In the advisory, the organizations recommend a blood-pressure goal of <139/89 mm Hg. To achieve the goal, they highlight a treatment algorithm that is based on the clinical guidelines and is associated with improved blood-pressure control on a large scale.

They recommend lifestyle modification and the consideration of a thiazide diuretic in individuals with stage 1 hypertension (systolic 140–159 mm Hg or diastolic 90–99 mm Hg). For those with stage 2 hypertension (systolic >160 mm Hg or diastolic >100 mm Hg), they recommend combination therapy with a thiazide diuretic and ACE inhibitor, angiotensin receptor blocker (ARB), or calcium-channel blocker (CCB).

If the patient is not at goal, the ACC/AHA/CDC recommends that physicians increase the dose of the medications and/or add a drug from a different class. Should the patient still not be at goal, physicians should question patient adherence, request readings from home, or consider secondary causes of hypertension. A hypertension specialist should be considered if the patient still fails to get to goal.

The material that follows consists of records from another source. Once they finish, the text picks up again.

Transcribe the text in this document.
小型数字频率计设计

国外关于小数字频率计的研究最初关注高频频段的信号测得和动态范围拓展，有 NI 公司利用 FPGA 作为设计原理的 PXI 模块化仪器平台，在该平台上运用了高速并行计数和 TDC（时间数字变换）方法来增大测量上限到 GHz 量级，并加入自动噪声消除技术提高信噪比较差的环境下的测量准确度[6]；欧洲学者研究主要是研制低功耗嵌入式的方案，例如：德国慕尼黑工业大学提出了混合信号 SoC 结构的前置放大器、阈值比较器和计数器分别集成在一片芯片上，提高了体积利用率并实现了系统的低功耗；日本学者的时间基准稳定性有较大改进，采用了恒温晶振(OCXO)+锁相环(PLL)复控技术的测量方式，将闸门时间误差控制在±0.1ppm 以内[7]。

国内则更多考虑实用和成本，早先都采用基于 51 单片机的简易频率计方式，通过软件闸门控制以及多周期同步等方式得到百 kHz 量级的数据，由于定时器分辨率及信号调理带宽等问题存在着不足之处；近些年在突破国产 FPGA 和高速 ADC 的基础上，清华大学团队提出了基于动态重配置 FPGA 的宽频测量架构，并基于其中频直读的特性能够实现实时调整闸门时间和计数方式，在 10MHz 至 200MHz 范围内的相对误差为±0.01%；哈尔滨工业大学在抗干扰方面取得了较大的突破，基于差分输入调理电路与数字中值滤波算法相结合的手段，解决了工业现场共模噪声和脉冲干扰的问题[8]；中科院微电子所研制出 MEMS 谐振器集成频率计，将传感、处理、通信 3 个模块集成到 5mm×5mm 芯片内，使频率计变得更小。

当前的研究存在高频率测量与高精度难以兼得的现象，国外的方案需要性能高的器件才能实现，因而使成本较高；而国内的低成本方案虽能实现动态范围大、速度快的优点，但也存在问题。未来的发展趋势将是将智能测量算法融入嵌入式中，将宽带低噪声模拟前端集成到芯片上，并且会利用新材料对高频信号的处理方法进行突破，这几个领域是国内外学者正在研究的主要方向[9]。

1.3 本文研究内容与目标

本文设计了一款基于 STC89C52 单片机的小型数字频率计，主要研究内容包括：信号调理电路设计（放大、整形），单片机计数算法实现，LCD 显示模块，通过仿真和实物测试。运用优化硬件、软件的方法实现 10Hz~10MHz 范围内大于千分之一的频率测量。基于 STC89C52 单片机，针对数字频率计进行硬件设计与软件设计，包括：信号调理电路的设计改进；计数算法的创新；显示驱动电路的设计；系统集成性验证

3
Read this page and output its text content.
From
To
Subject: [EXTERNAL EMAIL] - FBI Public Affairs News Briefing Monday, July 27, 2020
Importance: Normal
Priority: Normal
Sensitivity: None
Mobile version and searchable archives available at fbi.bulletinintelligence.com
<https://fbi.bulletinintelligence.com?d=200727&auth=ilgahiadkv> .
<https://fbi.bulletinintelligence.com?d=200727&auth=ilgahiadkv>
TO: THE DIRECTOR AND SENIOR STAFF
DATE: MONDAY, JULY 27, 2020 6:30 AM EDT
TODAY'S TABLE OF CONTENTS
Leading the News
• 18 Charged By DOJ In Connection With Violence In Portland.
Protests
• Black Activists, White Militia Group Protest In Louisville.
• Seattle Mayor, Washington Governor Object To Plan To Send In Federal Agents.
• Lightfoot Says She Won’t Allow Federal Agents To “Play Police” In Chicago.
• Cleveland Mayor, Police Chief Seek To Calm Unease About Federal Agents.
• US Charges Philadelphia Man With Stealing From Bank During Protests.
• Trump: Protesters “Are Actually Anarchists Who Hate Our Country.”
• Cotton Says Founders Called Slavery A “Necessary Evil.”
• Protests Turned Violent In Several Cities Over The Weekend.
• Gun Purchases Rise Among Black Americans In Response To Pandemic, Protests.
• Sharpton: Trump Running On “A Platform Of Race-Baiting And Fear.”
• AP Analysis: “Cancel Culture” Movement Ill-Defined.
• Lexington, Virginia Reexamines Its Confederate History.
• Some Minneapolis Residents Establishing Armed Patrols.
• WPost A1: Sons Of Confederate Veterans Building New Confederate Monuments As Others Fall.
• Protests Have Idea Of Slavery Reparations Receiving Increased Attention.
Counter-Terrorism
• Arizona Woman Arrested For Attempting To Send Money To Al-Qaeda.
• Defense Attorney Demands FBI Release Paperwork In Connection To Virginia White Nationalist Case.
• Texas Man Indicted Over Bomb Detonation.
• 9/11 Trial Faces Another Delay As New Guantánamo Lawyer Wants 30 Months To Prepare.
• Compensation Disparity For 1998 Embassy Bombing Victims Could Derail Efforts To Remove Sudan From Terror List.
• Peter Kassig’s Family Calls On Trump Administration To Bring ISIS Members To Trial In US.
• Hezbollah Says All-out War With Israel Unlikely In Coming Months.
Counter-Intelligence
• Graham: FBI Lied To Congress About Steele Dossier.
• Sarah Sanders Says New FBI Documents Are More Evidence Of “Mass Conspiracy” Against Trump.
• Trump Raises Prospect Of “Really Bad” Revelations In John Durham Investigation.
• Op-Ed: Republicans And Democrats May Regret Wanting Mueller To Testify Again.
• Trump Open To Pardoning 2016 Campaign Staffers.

However, they state that just about any evidence-based treatment protocol can work and encourage healthcare centers to develop one based on the best available science. They point out that several existing algorithms have been developed in large healthcare settings, such as the Veterans Affairs medical system, and are available online.

The AHA/ACC/CDC also highlight several principles for creating an effective algorithm, including that it be updatable and feasible; that it consider the costs of diagnosis, monitoring, and treatment; and that it can be formatted easily within a team approach to healthcare. Importantly, they state that no algorithm should be used to counter the treating physician's best clinical judgment.

Algorithms and Protocols Are Not Magic Bullets

In an editorial[2], published in the Journal of the American Medical Association, Drs Thomas Frieden, Sallyann Coleman, and Janet Wright (Centers for Disease Control and Prevention, Atlanta, GA) state that hypertension is quite possibly the single most neglected area of medicine. In the US, approximately one in three adults has high blood pressure. Of these, 36 million adults have uncontrolled hypertension and about 40% of those people are unaware of their high blood pressure. At least 16 million in the US are taking medication for their high blood pressure, but it is not yet under control, write the editorialists.

"But the most compelling statistic—and the one that makes the case for more focused clinical attention—is that nearly three out of four people with uncontrolled hypertension—26 million people—visited a healthcare professional at least twice in the prior year," write Frieden and colleagues. "We're missing opportunities to initiate and improve care of our patients with hypertension, and as a result they are experiencing preventable heart attacks, strokes, and kidney and heart failure."

In a question-and-answer session with Medscape, Frieden said that healthcare systems have a role to play in getting patients to goal.

"In fact, the best-performing healthcare systems get to 80% or 90% blood-pressure control," said Frieden. "It's essential to use health [information technology] to find patients who need more attention, to create systemwide targets, and update staff monthly on progress. We have found that systems that give monthly feedback can improve quality within a year, whereas if you are giving annual feedback, you might or might not get improvement in a decade."

The secret, says Frieden, is to "pick an evidence-based hypertension treatment protocol, just about any protocol, as long as it's evidence-based, and use it."

In the editorial, Frieden and colleagues offer praise for evidence-based treatment protocols but add they aren't a "magic bullet." In addition, lifestyle changes and drug therapy aren't an either-or proposition. Communitywide interventions to reduce sodium intake, prevent obesity, and increase physical activity can help to modestly lower blood pressure, but better access to primary care and increased awareness about the risks of hypertension are also needed.

Go reports no conflicts of interest. Disclosures for the coauthors are listed in the paper. Frieden, Coleman, and Wright report no conflicts of interest.